This book is an escape, and I need one. I am in Kings County Superior Court serving on Jury Duty. Thus far, I am doing little more than sitting and waiting. Having brought Oh SeBeom’s 31 Days 807.3km was a good decision as it provides welcome distraction.
31 days 807.3km is a small volume, roughly the size of a Moleskin notebook, chronicling a 31 day 801.3km trip across northern Spain. This book is one part of a larger project that includes web and video components as well. The project as a whole is one part again of Oh’s overarching one man project: World of DDanjit I cannot read any of the site’s text, but it seems to be a cataloging of the world, something to which I can relate.
31 days 807.3km is broken into roughly three equal sections. The first is a reproduction of Oh’s Moleskin journal pages written during the trip. It is from these journals that the book takes its size and shape, imitating a Moleskin notebook. This section has feeling. The handwriting has smudged and we can see text bleeding through from the backside of each page. As we read one experience we anticipate what is to come and reflect on what happened previously. This text is, obviously enough, in Korean with bits of copied text and web URLs in English.
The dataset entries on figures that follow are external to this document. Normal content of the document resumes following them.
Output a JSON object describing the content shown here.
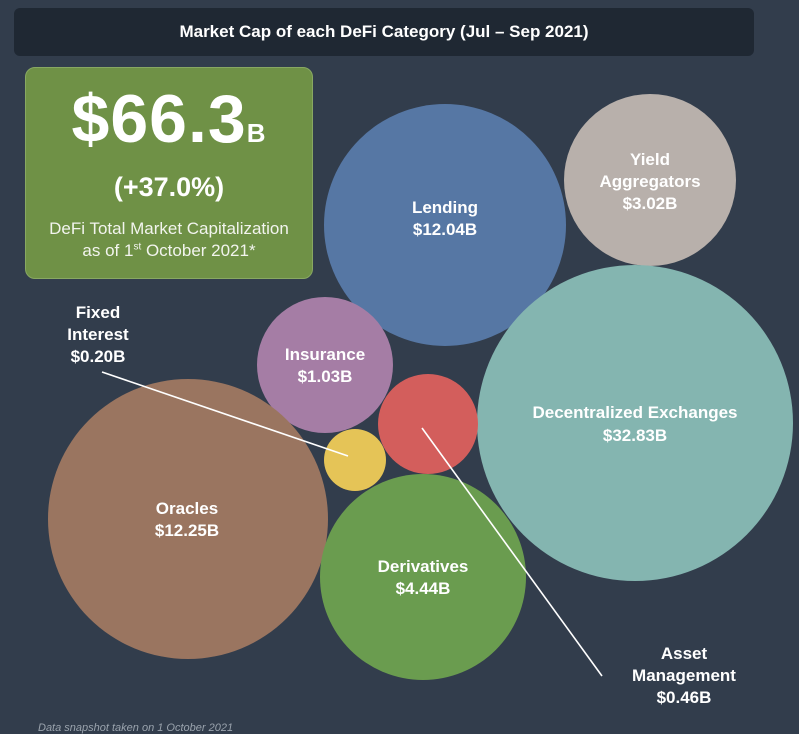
{
  "chart_data": {
    "type": "bubble",
    "title": "Market Cap of each DeFi Category (Jul – Sep 2021)",
    "unit": "USD billions",
    "bubbles": [
      {
        "name": "Lending",
        "value": 12.04,
        "label": "$12.04B",
        "color": "#5677a4"
      },
      {
        "name": "Yield Aggregators",
        "value": 3.02,
        "label": "$3.02B",
        "color": "#b8b0ab"
      },
      {
        "name": "Decentralized Exchanges",
        "value": 32.83,
        "label": "$32.83B",
        "color": "#84b5b0"
      },
      {
        "name": "Insurance",
        "value": 1.03,
        "label": "$1.03B",
        "color": "#a57da5"
      },
      {
        "name": "Asset Management",
        "value": 0.46,
        "label": "$0.46B",
        "color": "#d35e5c"
      },
      {
        "name": "Fixed Interest",
        "value": 0.2,
        "label": "$0.20B",
        "color": "#e5c457"
      },
      {
        "name": "Oracles",
        "value": 12.25,
        "label": "$12.25B",
        "color": "#9a7560"
      },
      {
        "name": "Derivatives",
        "value": 4.44,
        "label": "$4.44B",
        "color": "#6a9c4f"
      }
    ]
  },
  "total": {
    "value": "$66.3",
    "unit": "B",
    "change": "(+37.0%)",
    "caption_line1": "DeFi Total Market Capitalization",
    "caption_line2_pre": "as of 1",
    "caption_line2_sup": "st",
    "caption_line2_post": " October 2021*"
  },
  "labels": {
    "lending_name": "Lending",
    "yield_name_1": "Yield",
    "yield_name_2": "Aggregators",
    "dex_name": "Decentralized Exchanges",
    "insurance_name": "Insurance",
    "oracles_name": "Oracles",
    "derivatives_name": "Derivatives",
    "fixed_name_1": "Fixed",
    "fixed_name_2": "Interest",
    "asset_name_1": "Asset",
    "asset_name_2": "Management"
  },
  "footnote": "Data snapshot taken on 1 October 2021"
}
As I cannot read this text, I will say only that the reproduction of the notebook pages feels right; I feel like I’m being stealing into someone’s private thoughts (that were left laying about so I might buy them…). I assume that if I could read the text, this is what I would find, the starts and stops of experience.
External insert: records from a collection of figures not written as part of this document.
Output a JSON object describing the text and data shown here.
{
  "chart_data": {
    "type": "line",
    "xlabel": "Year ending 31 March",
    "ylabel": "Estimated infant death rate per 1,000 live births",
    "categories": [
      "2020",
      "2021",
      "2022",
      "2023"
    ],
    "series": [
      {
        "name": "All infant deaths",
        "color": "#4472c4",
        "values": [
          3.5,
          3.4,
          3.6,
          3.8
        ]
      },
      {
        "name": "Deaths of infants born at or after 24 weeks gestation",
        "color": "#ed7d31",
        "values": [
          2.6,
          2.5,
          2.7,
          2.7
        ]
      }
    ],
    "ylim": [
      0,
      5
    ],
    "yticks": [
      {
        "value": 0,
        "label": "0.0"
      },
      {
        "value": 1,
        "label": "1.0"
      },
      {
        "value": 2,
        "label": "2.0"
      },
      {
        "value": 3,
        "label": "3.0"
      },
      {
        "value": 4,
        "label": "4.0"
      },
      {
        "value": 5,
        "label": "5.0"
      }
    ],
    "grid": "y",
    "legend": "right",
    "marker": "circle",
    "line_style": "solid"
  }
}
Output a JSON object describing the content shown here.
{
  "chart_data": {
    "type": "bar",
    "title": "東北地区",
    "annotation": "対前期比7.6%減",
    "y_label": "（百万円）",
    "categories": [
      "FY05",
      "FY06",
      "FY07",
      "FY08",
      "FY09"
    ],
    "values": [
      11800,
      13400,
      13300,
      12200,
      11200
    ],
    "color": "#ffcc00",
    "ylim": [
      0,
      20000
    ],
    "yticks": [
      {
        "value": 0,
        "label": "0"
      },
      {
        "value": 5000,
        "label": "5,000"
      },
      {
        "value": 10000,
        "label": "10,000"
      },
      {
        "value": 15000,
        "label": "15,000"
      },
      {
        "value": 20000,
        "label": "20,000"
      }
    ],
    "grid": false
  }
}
The second section is a series of photographs that reprise the travelogue in visual form. The bulk of the photographs are landscapes; many are the well worn trope of a road or track receding towards the horizon. There are few people or buildings. The photographs are like walking: one foot in front of the other, slowly building into a journey of 807.3 kilometers. Several photographs do stand above and are absolutely beautiful in their atmospheric quality. One, in particular, grabs my attention: in the foreground there are mounds of dirt that look like Korean tombs but are nothing more than piles of fill, in the middle ground a line of trees extends halfway across horizon with the last few trees wind blown back, and in the background half screened by the trees a small town gives way to a blue horizon beneath a blue sky. The photographs are all horizontal, printed full page, two to a spread so that one must turn the book sideways to see them properly. There are two exceptions to this: a vertical of a church is run halfway (and could have been edited out) and the closing horizontal image of the sea that is run double truck also and forces the reader to turn the book back to its normal orientation. It is a nice transition.
The third section we return to text. Days, dates, locations and distances are in large blue lettering overlaid on top of background text describing the journey. Facts and figures; cold and hard. The design amplifies the content. We end with a blue map dotted with (Google) map pins.
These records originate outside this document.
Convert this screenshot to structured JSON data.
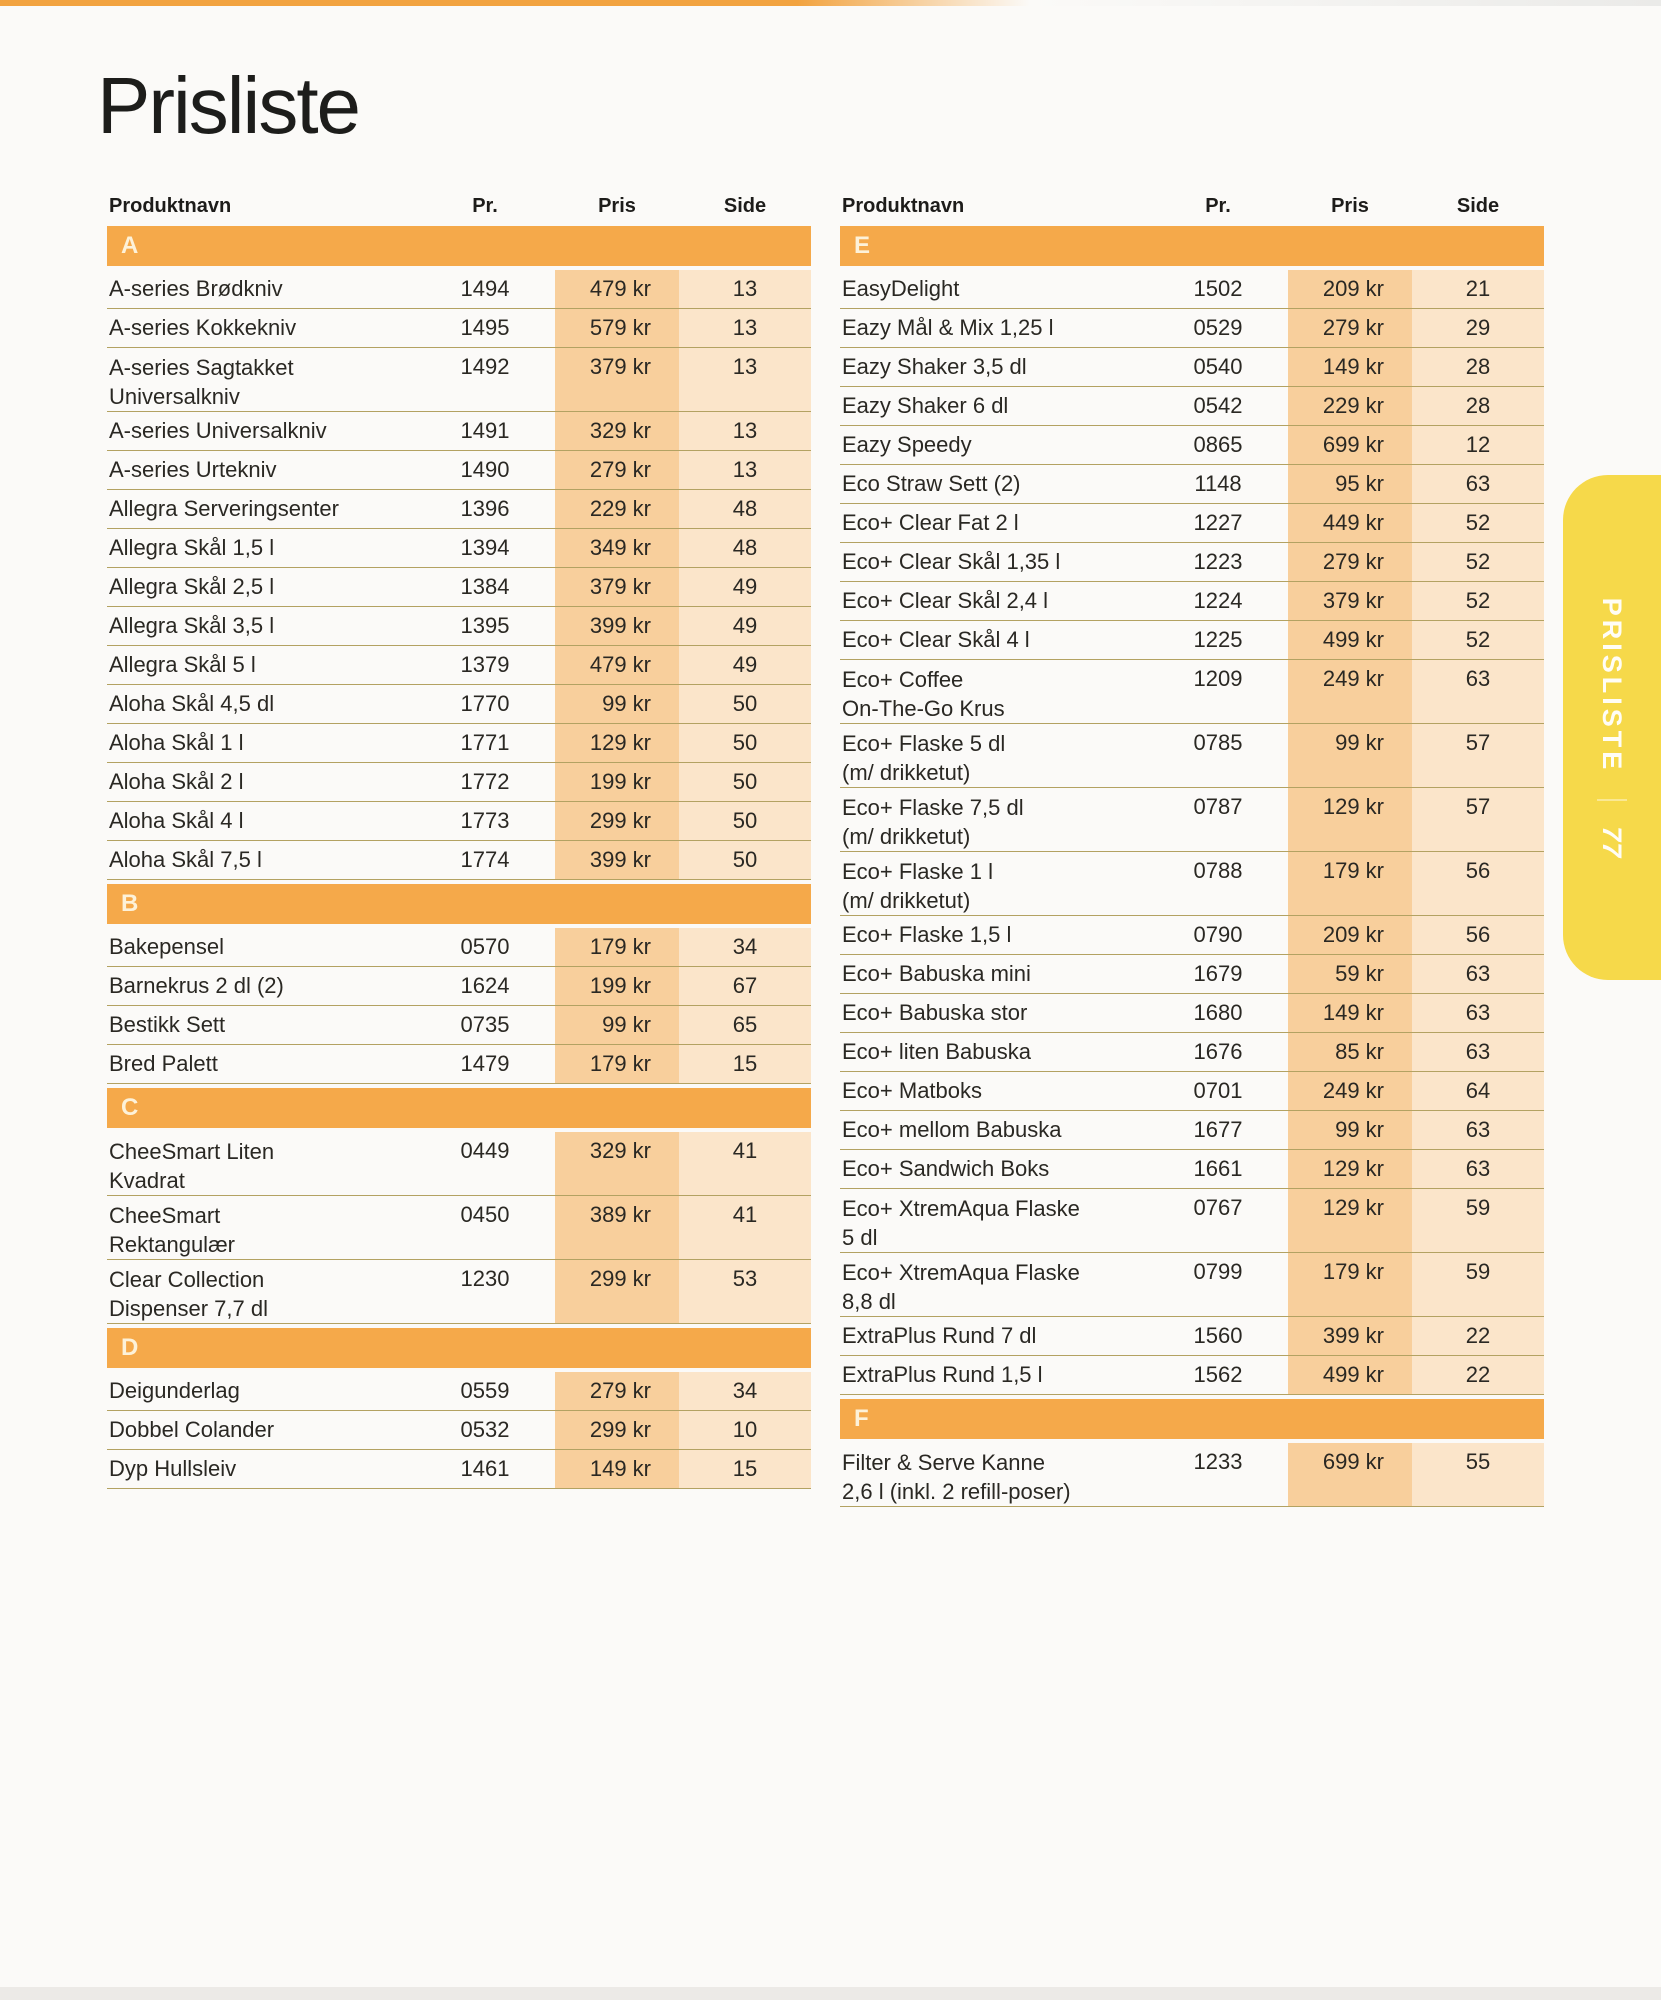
{
  "page": {
    "title": "Prisliste",
    "tab": {
      "label": "PRISLISTE",
      "page_number": "77"
    }
  },
  "columns": {
    "name": "Produktnavn",
    "pr": "Pr.",
    "pris": "Pris",
    "side": "Side"
  },
  "colors": {
    "accent_orange": "#f5a94a",
    "price_band": "#f8cf9c",
    "side_band": "#fbe5ca",
    "tab_yellow": "#f6d94a",
    "separator_line": "#b3a262"
  },
  "tables": [
    {
      "sections": [
        {
          "letter": "A",
          "rows": [
            {
              "name": "A-series Brødkniv",
              "pr": "1494",
              "pris": "479 kr",
              "side": "13"
            },
            {
              "name": "A-series Kokkekniv",
              "pr": "1495",
              "pris": "579 kr",
              "side": "13"
            },
            {
              "name": "A-series Sagtakket\nUniversalkniv",
              "pr": "1492",
              "pris": "379 kr",
              "side": "13"
            },
            {
              "name": "A-series Universalkniv",
              "pr": "1491",
              "pris": "329 kr",
              "side": "13"
            },
            {
              "name": "A-series Urtekniv",
              "pr": "1490",
              "pris": "279 kr",
              "side": "13"
            },
            {
              "name": "Allegra Serveringsenter",
              "pr": "1396",
              "pris": "229 kr",
              "side": "48"
            },
            {
              "name": "Allegra Skål 1,5 l",
              "pr": "1394",
              "pris": "349 kr",
              "side": "48"
            },
            {
              "name": "Allegra Skål 2,5 l",
              "pr": "1384",
              "pris": "379 kr",
              "side": "49"
            },
            {
              "name": "Allegra Skål 3,5 l",
              "pr": "1395",
              "pris": "399 kr",
              "side": "49"
            },
            {
              "name": "Allegra Skål 5 l",
              "pr": "1379",
              "pris": "479 kr",
              "side": "49"
            },
            {
              "name": "Aloha Skål 4,5 dl",
              "pr": "1770",
              "pris": "99 kr",
              "side": "50"
            },
            {
              "name": "Aloha Skål 1 l",
              "pr": "1771",
              "pris": "129 kr",
              "side": "50"
            },
            {
              "name": "Aloha Skål 2 l",
              "pr": "1772",
              "pris": "199 kr",
              "side": "50"
            },
            {
              "name": "Aloha Skål 4 l",
              "pr": "1773",
              "pris": "299 kr",
              "side": "50"
            },
            {
              "name": "Aloha Skål 7,5 l",
              "pr": "1774",
              "pris": "399 kr",
              "side": "50"
            }
          ]
        },
        {
          "letter": "B",
          "rows": [
            {
              "name": "Bakepensel",
              "pr": "0570",
              "pris": "179 kr",
              "side": "34"
            },
            {
              "name": "Barnekrus 2 dl (2)",
              "pr": "1624",
              "pris": "199 kr",
              "side": "67"
            },
            {
              "name": "Bestikk Sett",
              "pr": "0735",
              "pris": "99 kr",
              "side": "65"
            },
            {
              "name": "Bred Palett",
              "pr": "1479",
              "pris": "179 kr",
              "side": "15"
            }
          ]
        },
        {
          "letter": "C",
          "rows": [
            {
              "name": "CheeSmart Liten\nKvadrat",
              "pr": "0449",
              "pris": "329 kr",
              "side": "41"
            },
            {
              "name": "CheeSmart\nRektangulær",
              "pr": "0450",
              "pris": "389 kr",
              "side": "41"
            },
            {
              "name": "Clear Collection\nDispenser 7,7 dl",
              "pr": "1230",
              "pris": "299 kr",
              "side": "53"
            }
          ]
        },
        {
          "letter": "D",
          "rows": [
            {
              "name": "Deigunderlag",
              "pr": "0559",
              "pris": "279 kr",
              "side": "34"
            },
            {
              "name": "Dobbel Colander",
              "pr": "0532",
              "pris": "299 kr",
              "side": "10"
            },
            {
              "name": "Dyp Hullsleiv",
              "pr": "1461",
              "pris": "149 kr",
              "side": "15"
            }
          ]
        }
      ]
    },
    {
      "sections": [
        {
          "letter": "E",
          "rows": [
            {
              "name": "EasyDelight",
              "pr": "1502",
              "pris": "209 kr",
              "side": "21"
            },
            {
              "name": "Eazy Mål & Mix 1,25 l",
              "pr": "0529",
              "pris": "279 kr",
              "side": "29"
            },
            {
              "name": "Eazy Shaker 3,5 dl",
              "pr": "0540",
              "pris": "149 kr",
              "side": "28"
            },
            {
              "name": "Eazy Shaker 6 dl",
              "pr": "0542",
              "pris": "229 kr",
              "side": "28"
            },
            {
              "name": "Eazy Speedy",
              "pr": "0865",
              "pris": "699 kr",
              "side": "12"
            },
            {
              "name": "Eco Straw Sett (2)",
              "pr": "1148",
              "pris": "95 kr",
              "side": "63"
            },
            {
              "name": "Eco+ Clear Fat 2 l",
              "pr": "1227",
              "pris": "449 kr",
              "side": "52"
            },
            {
              "name": "Eco+ Clear Skål 1,35 l",
              "pr": "1223",
              "pris": "279 kr",
              "side": "52"
            },
            {
              "name": "Eco+ Clear Skål 2,4 l",
              "pr": "1224",
              "pris": "379 kr",
              "side": "52"
            },
            {
              "name": "Eco+ Clear Skål 4 l",
              "pr": "1225",
              "pris": "499 kr",
              "side": "52"
            },
            {
              "name": "Eco+ Coffee\nOn-The-Go Krus",
              "pr": "1209",
              "pris": "249 kr",
              "side": "63"
            },
            {
              "name": "Eco+ Flaske 5 dl\n(m/ drikketut)",
              "pr": "0785",
              "pris": "99 kr",
              "side": "57"
            },
            {
              "name": "Eco+ Flaske 7,5 dl\n(m/ drikketut)",
              "pr": "0787",
              "pris": "129 kr",
              "side": "57"
            },
            {
              "name": "Eco+ Flaske 1 l\n(m/ drikketut)",
              "pr": "0788",
              "pris": "179 kr",
              "side": "56"
            },
            {
              "name": "Eco+ Flaske 1,5 l",
              "pr": "0790",
              "pris": "209 kr",
              "side": "56"
            },
            {
              "name": "Eco+ Babuska mini",
              "pr": "1679",
              "pris": "59 kr",
              "side": "63"
            },
            {
              "name": "Eco+ Babuska stor",
              "pr": "1680",
              "pris": "149 kr",
              "side": "63"
            },
            {
              "name": "Eco+ liten Babuska",
              "pr": "1676",
              "pris": "85 kr",
              "side": "63"
            },
            {
              "name": "Eco+ Matboks",
              "pr": "0701",
              "pris": "249 kr",
              "side": "64"
            },
            {
              "name": "Eco+ mellom Babuska",
              "pr": "1677",
              "pris": "99 kr",
              "side": "63"
            },
            {
              "name": "Eco+ Sandwich Boks",
              "pr": "1661",
              "pris": "129 kr",
              "side": "63"
            },
            {
              "name": "Eco+ XtremAqua Flaske\n5 dl",
              "pr": "0767",
              "pris": "129 kr",
              "side": "59"
            },
            {
              "name": "Eco+ XtremAqua Flaske\n8,8 dl",
              "pr": "0799",
              "pris": "179 kr",
              "side": "59"
            },
            {
              "name": "ExtraPlus Rund 7 dl",
              "pr": "1560",
              "pris": "399 kr",
              "side": "22"
            },
            {
              "name": "ExtraPlus Rund 1,5 l",
              "pr": "1562",
              "pris": "499 kr",
              "side": "22"
            }
          ]
        },
        {
          "letter": "F",
          "rows": [
            {
              "name": "Filter & Serve Kanne\n2,6 l (inkl. 2 refill-poser)",
              "pr": "1233",
              "pris": "699 kr",
              "side": "55"
            }
          ]
        }
      ]
    }
  ]
}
We have three travelogues that reinterpret the same trip through different filters. We begin with the personal experience: direct, smudged, imperfect, tangential. One event or thought bleeding between past and future experiences. Our journey is next mediated by a machine eye. We have facts and visual clues but truth is still elusive. These facts are up for interpretation and reinterpretation. The suggest but cannot define. We end with a journey distilled into fact: distances traveled, cities visited, dates, times.
The journal pages I cannot understand, but I understand the idea of a journey that they embody. When I travel, I keep similar notebooks. The photographs present less a specific place for me than a rich suggestive vein of possibility. The facts and figures leave me cold and I can do little but flip through. It is the hand written notes and photographs that hold my attention. Neither provides me literal facts but each presents a journey taken and suggests journeys yet to be taken.
It all makes sitting in this windowless, fluorescent lit, cavernous room more bearable.